To assess the feasibility and usefulness of remote specialist reporting of primary care spirometry.
Comparison of reporting by primary care clinicians and respiratory specialists of consecutive primary care spirometry tests.
South London primary care teams with patient lists ≥6000.
Feasibility of remote reporting of spirometry was assessed by the frequency of electronic mailing of tests. Usefulness of remote reporting was defined by the frequency that specialist reports made a clinically significant addition. Usefulness was assessed by measuring agreement (κ) between primary care reports and those of specialists. Clinically significant disagreements were analysed with respect to test quality, diagnosis, and severity.

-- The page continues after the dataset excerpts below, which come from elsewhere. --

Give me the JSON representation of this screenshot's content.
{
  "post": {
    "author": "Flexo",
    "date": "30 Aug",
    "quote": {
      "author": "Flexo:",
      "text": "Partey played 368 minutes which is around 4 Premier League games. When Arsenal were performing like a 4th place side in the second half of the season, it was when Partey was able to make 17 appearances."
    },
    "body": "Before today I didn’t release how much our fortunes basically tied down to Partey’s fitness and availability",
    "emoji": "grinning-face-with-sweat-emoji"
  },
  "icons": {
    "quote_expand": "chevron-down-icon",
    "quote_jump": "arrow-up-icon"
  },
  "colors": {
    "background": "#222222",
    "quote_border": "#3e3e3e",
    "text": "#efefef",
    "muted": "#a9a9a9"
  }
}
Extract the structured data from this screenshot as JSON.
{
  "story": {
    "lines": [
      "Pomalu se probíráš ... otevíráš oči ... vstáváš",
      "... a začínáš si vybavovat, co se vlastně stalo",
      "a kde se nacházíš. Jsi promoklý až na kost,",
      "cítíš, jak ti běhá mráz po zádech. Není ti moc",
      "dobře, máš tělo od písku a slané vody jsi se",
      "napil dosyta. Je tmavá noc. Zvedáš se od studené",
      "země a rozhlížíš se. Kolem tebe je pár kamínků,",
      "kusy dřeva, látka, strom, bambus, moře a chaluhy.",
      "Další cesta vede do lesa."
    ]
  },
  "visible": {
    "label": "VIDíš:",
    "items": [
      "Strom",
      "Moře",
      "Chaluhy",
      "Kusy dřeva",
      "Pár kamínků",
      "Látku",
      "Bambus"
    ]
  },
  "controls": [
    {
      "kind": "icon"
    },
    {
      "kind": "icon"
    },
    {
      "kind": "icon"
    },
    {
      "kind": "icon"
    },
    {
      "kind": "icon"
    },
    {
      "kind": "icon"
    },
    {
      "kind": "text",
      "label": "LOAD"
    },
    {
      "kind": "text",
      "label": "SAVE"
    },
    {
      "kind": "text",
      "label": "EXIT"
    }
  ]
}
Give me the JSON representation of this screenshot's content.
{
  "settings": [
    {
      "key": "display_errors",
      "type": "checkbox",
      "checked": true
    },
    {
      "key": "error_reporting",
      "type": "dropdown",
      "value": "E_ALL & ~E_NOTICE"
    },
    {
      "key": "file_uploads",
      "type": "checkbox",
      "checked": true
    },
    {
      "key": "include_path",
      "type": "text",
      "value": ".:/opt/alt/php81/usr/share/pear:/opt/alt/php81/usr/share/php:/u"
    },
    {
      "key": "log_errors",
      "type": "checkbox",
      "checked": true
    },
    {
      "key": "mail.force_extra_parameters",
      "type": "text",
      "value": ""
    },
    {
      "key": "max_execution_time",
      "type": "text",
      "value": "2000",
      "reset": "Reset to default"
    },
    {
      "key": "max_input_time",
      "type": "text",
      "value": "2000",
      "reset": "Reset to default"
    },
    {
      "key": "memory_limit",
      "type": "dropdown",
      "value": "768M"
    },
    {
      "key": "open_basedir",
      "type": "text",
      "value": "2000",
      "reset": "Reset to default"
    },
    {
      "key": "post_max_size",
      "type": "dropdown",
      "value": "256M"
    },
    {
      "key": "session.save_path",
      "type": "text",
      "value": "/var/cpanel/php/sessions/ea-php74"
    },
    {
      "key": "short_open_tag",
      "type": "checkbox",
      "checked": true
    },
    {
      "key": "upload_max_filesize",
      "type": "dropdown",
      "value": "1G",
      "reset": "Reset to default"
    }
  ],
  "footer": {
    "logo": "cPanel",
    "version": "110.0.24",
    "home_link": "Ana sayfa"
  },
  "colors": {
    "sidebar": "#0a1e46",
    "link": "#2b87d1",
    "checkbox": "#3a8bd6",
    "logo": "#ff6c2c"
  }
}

Six practices emailed 312 tests over 3 months. Forty-nine tests sent without indices or curves (flow volume and time volume) were excluded. Mean age of patients tested was 65 years and 52% were female. Mean predicted forced expiratory volume in the first second (FEV1) was 69%. Clinically significant disagreements were identified in the interpretation of acceptability (quality) of 67/212 (32%) tests (κ = 0.07; 95% confidence interval [CI] = 0 to 0.24), of diagnosis in 49/168 (29%) tests (κ = 0.39; 95% CI = 0.25 to 0.55), and of severity in 62/191 (32%) tests (κ = 0.53; 95% CI = 0.43 to 0.63).
Remote reporting of primary care spirometry was feasible. Its usefulness was confirmed by the high rate of additional clinically significant information to the reports of primary care clinicians. The quality of primary care spirometry was so unsatisfactory that remote reporting of tests may be a means of establishing adequate spirometry.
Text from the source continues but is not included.